Some commenters said they wanted to see all prayer besides Christian prayer disallowed. Others said they preferred the assembly leave invocation as part of the process but open it to all groups and backgrounds. Catherine DeLacey, a former borough clerk, said she remembered an invocation in the 1980s given by Brother Asaiah Bates in Homer that was not a Christian prayer “and the borough survived.”

“I just think this is much ado for somebody who’s trying to get their 15 minutes of fame, I just think the overwhelming majority of your constituency support an invocation, so I would pray that you would consider that,” DeLacey said.

Higher government bodies also open with prayer. The Alaska Senate opens with prayer, and the U.S. Senate has a chaplain. The separation of church and state was not to protect the state, but to shield the church’s doctrine from the influence of the state, said Peter Micciche, who said he attended the meeting as a private citizen, although he also serves as a state senator.

He said he would like to see the borough keep its invocation but set up reasonable policies for it, though he left it up to the assembly to determine what those policies would be.

“The invocation, to me, celebrates religious freedom, and that’s the freedom of religion, not the freedom from religion,” he said.

The controversy began in June when Assembly President Blaine Gilman filed an ordinance to remove prayer from the borough assembly meetings in response to several complaints. Pastors and members of the community objected then as well, and the assembly voted down the ordinance before introduction, opting instead to open the invocation to more religious groups.

Borough code provides for an invocation given by a person of the assembly president’s choosing. Gilman addressed the dissatisfaction with the Satanic invocation given at the Aug. 9 meeting in his comments at the Tuesday meeting, saying the decision was his alone to allow the invocation to go forward.

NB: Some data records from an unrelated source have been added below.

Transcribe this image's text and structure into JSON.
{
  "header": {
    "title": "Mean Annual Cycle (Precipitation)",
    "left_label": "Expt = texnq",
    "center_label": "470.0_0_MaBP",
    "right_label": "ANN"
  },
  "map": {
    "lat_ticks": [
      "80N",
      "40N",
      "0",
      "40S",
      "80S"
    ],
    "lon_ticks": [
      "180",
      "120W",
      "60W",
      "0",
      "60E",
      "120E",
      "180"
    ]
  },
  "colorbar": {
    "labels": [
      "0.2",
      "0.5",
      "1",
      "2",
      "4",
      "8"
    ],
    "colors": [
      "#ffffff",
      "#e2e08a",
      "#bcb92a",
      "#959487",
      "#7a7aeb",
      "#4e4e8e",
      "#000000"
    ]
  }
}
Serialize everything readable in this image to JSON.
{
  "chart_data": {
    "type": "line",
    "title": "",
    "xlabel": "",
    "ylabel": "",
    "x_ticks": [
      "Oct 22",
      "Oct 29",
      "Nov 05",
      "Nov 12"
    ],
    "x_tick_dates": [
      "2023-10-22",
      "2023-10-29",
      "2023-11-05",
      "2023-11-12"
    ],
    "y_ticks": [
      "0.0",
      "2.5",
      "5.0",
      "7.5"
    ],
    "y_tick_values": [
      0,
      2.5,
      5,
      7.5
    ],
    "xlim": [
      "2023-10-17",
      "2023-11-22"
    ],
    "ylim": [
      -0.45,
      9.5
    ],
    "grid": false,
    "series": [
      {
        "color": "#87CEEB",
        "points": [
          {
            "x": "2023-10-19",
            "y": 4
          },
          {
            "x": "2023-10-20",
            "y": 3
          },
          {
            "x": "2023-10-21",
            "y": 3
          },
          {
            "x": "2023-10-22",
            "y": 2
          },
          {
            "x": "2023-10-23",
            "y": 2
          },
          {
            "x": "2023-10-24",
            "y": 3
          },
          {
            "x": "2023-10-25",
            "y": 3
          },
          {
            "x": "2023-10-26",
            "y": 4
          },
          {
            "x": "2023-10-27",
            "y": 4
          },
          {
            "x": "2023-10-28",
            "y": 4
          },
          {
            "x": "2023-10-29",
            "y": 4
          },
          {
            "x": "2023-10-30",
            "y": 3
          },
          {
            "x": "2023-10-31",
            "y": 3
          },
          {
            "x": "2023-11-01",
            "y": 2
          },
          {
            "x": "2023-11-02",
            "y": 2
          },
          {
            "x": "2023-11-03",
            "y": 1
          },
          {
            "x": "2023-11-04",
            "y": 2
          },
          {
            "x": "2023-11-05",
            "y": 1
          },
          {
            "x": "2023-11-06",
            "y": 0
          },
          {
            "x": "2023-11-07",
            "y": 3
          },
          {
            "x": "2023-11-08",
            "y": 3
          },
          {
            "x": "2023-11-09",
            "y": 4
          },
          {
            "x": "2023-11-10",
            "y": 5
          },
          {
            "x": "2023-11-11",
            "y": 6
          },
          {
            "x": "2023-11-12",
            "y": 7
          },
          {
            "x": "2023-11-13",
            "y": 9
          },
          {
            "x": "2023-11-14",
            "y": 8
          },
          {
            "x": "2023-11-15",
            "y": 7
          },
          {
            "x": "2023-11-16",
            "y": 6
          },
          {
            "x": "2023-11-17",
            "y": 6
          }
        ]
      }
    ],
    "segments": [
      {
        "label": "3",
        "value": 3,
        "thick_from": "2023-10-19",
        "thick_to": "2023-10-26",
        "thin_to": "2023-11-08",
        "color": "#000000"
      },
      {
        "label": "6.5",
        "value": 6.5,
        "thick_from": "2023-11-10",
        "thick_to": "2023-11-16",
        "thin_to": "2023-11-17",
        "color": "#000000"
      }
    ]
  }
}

“If there’s any political blame, point your fingers toward me. I’ll accept it,” Gilman said. “…I think we need some standards so we won’t have groups attacking each other.”

The assembly was divided 4-4 on introduction, with assembly member Stan Welles absent. Assembly member Dale Bagley said he plans to consult with the borough attorney on reasonable parameters for who may offer the prayer and introduce a resolution to set those parameters by the second meeting in September.